Because no separate server is needed, KNOX reduces complexity and works well in CL, IL, and hybrid BYOD environments. KNOX integrates easily with existing MDM, EAS, and Office 365 infrastructures. KNOX supports more than 600 IT policies and more than 1,500 MDM APIs, with more being added, to continuously improve the way partners manage client devices.
Of course, the BYOD phenomenon is opening many more opportunities beyond MDM. End users are wrestling with multiple problems related to mobility and BYOD and need more than just management; they need strategies, policy development, and operating guidance. In other words, clients will need consultative services to understand and safely embrace mobile devices and applications.
Technology components such as Samsung KNOX provide the foundation upon which successful service provider mobility practices can be built. The complete value-added effort requires the partner to:
Assess: Inventory all data, applications, and equipment used in the client’s business operations that will be affected by mobile access. Define BYOD performance goals, expectations, and needs to determine how best to develop a plan that meets the customer’s needs.

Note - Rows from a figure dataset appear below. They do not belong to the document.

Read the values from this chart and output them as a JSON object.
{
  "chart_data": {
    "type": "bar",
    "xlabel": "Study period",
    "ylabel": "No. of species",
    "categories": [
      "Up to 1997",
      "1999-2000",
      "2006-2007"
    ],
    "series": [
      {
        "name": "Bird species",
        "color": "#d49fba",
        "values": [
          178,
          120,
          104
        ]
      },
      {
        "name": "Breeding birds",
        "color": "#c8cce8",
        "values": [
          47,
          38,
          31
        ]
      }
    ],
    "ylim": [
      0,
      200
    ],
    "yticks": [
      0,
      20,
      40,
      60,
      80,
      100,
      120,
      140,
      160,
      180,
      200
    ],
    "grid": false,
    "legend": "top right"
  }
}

Plan: Develop a BYOD management plan that takes information from the assessment phase and prioritizes it, with an eye toward regulatory requirements, industry standards for monitoring and managing mobile access, and the assignment of roles and responsibilities.
Implement: Institute a phase-driven project plan to upgrade equipment and software, establish security posture, and implement policies for mobility management and monitoring, all with minimal disruption to the client’s operations.
Test: The effectiveness of mobility systems must be tested through the use of hypothetical scenarios for breaches and disruptions. Such exercises reveal gaps in the plan while adjustments can still be made.
Monitor: Establish adequate command and control facilities to administer mobile systems on the customer’s behalf and monitor customer responsibilities related to device activations and employee access.
Combining a carefully crafted mobile game plan with a strong vendor mobile-management offering such as Samsung KNOX can take solution providers’ mobility aspirations to the next level and help them take advantage of a mobile marketplace that promises ample recurring-revenue opportunity for years to come.